If you would like to work New Year’s Eve determine the rate you would feel comfortable making. Asking for a higher rate when you haven’t previously is easier said than done. So, prepare yourself ahead of time.
Ask yourself if you would you like an hourly rate (such as $30 per hour) or would you prefer a flat rate (such as $200 for the night)? The proper response would be, “Yes, I’d love to work for you on New Year’s Eve. I typically charge $30 per hour when asked to work on holidays like New Year’s Eve.” Or, “Since you aren’t sure when the party will end I would be happy to accept $200 for the entire evening.”

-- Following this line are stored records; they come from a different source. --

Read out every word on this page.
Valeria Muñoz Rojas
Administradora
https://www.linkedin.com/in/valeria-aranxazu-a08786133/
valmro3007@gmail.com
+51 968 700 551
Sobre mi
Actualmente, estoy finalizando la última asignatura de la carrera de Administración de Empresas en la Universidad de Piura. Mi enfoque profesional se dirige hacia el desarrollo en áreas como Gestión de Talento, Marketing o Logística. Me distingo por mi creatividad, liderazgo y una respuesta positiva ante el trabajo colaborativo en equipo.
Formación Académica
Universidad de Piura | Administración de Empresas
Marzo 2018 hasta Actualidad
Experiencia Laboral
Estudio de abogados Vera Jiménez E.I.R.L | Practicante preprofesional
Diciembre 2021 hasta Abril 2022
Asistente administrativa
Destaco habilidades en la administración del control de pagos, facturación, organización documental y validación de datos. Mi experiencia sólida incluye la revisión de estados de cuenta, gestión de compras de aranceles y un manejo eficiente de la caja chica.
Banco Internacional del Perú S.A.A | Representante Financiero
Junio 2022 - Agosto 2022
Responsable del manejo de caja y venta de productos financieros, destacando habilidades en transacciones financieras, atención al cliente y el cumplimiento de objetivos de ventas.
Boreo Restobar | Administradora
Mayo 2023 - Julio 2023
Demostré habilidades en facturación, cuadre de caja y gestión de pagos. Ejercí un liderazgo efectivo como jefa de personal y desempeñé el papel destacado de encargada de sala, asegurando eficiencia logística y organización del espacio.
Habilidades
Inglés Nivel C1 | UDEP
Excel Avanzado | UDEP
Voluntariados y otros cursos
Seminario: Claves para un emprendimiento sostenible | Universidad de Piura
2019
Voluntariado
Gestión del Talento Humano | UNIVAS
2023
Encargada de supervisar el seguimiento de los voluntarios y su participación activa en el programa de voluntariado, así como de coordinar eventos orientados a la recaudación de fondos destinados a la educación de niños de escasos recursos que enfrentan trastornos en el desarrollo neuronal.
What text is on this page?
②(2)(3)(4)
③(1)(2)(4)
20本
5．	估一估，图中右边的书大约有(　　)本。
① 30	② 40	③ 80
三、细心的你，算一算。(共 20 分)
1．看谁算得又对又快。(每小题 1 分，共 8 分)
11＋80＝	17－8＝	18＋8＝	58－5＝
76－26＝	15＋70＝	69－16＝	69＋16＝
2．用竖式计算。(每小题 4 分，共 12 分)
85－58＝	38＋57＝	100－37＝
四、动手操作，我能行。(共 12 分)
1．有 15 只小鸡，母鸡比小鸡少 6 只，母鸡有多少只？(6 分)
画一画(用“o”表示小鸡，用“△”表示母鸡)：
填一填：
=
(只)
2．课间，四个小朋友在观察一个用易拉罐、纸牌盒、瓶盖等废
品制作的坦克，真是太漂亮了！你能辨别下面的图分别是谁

According to the The New York Times a decade ago, babysitters were earning up to $100 an hour, some $250 for five hours, with a 13-year old charging $135 per child. If sitters could earn that much ten years ago, nannies can certainly ask for more than the usual rate when working on New Year's Eve in 2009.
If you plan to charge double your typical rate, or a high flat rate, you ought to work hard and be prepared to keep the kids busy. Have fun with the kids by planning activities, crafts, games, and recipes for them to enjoy. By embracing the evening and making it fun for the children the parents will be thrilled to have hired you, even at a higher rate.
Do you charge more per hour for babysitting on New Year's Eve? How much do you charge?